Sir Peregrine saw how his face grew still, and regretted his levity. Fortunately the Dean also noticed, and asked Simon whether they had learned anything about the two murders. Sir Peregrine sat back and concentrated as Simon told of all they had heard.
‘It seems that there are many who would have sought to kill the saddler, then,’ he said when Simon was finished. ‘And as many who’d like to see the friar dead.’
‘Not quite as many,’ Simon said. ‘There were many who’d like both to die, from the frame-maker Joel to the King’s corrodian William; but the saddlemaker had others who’d have liked to see him dead — the German, Udo, for example.’
‘There may well be many more, too,’ the Dean said.

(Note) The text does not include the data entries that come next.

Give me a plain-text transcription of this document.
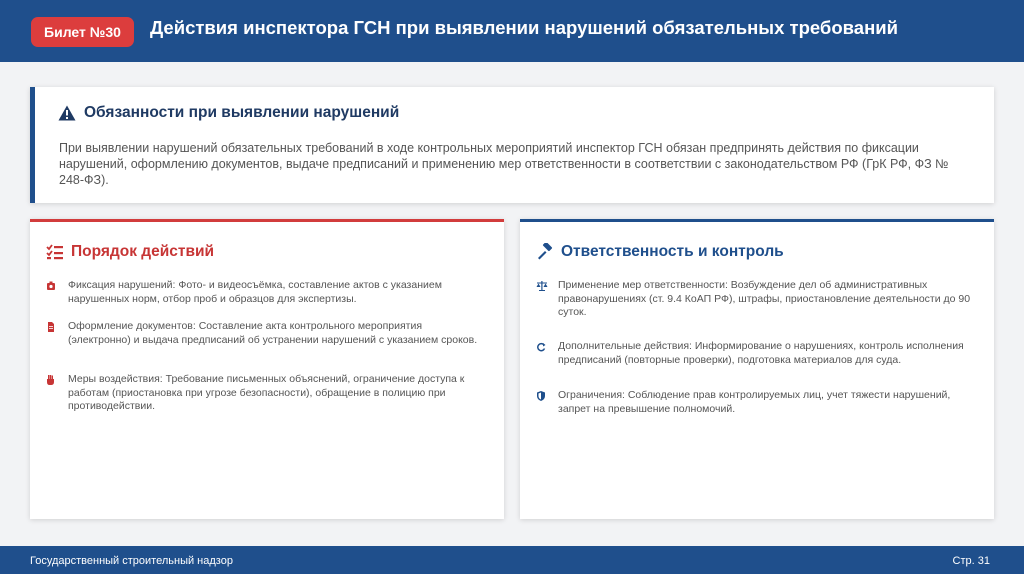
Билет №30	Действия инспектора ГСН при выявлении нарушений обязательных требований
Обязанности при выявлении нарушений
При выявлении нарушений обязательных требований в ходе контрольных мероприятий инспектор ГСН обязан предпринять действия по фиксации нарушений, оформлению документов, выдаче предписаний и применению мер ответственности в соответствии с законодательством РФ (ГрК РФ, ФЗ № 248-ФЗ).
Порядок действий
Фиксация нарушений: Фото- и видеосъёмка, составление актов с указанием нарушенных норм, отбор проб и образцов для экспертизы.
Оформление документов: Составление акта контрольного мероприятия (электронно) и выдача предписаний об устранении нарушений с указанием сроков.
Меры воздействия: Требование письменных объяснений, ограничение доступа к работам (приостановка при угрозе безопасности), обращение в полицию при противодействии.
Ответственность и контроль
Применение мер ответственности: Возбуждение дел об административных правонарушениях (ст. 9.4 КоАП РФ), штрафы, приостановление деятельности до 90 суток.
Дополнительные действия: Информирование о нарушениях, контроль исполнения предписаний (повторные проверки), подготовка материалов для суда.
Ограничения: Соблюдение прав контролируемых лиц, учет тяжести нарушений, запрет на превышение полномочий.
Государственный строительный надзор	Стр. 31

It was a proof of how deeply he was considering the matter that his speech was unaffected by stammering. ‘The Treasurer, Stephen, remembers that time. He was here. It was before my arrival, of course, but I have heard that there was great dissension within the Cathedral.’
‘We should talk to Stephen to see which of the men still in the Cathedral were here at that time,’ Simon suggested. ‘We could then question them to see who else had a motive to kill these two.’
‘You think that’ll help?’ Sir Peregrine said. He leaned forward, cupping his mazer in his two hands. ‘If they are guilty of wishing Henry Potell and Friar Nicholas dead, they will hardly tell you. And most of them in any case would declare themselves wholeheartedly behind the Bishop, will they not? How could they admit they were once willing to stand against a Bishop and hope that the present incumbent would not come to hear of it?’
‘We are a different — ah — Chapter now, Sir Peregrine,’ the Dean smiled. ‘Such things do not concern us any more. No, we prefer to see disputes openly aired and discussed. The old ways of bottling up arguments and then causing friction are gone for ever. We will not see them return.’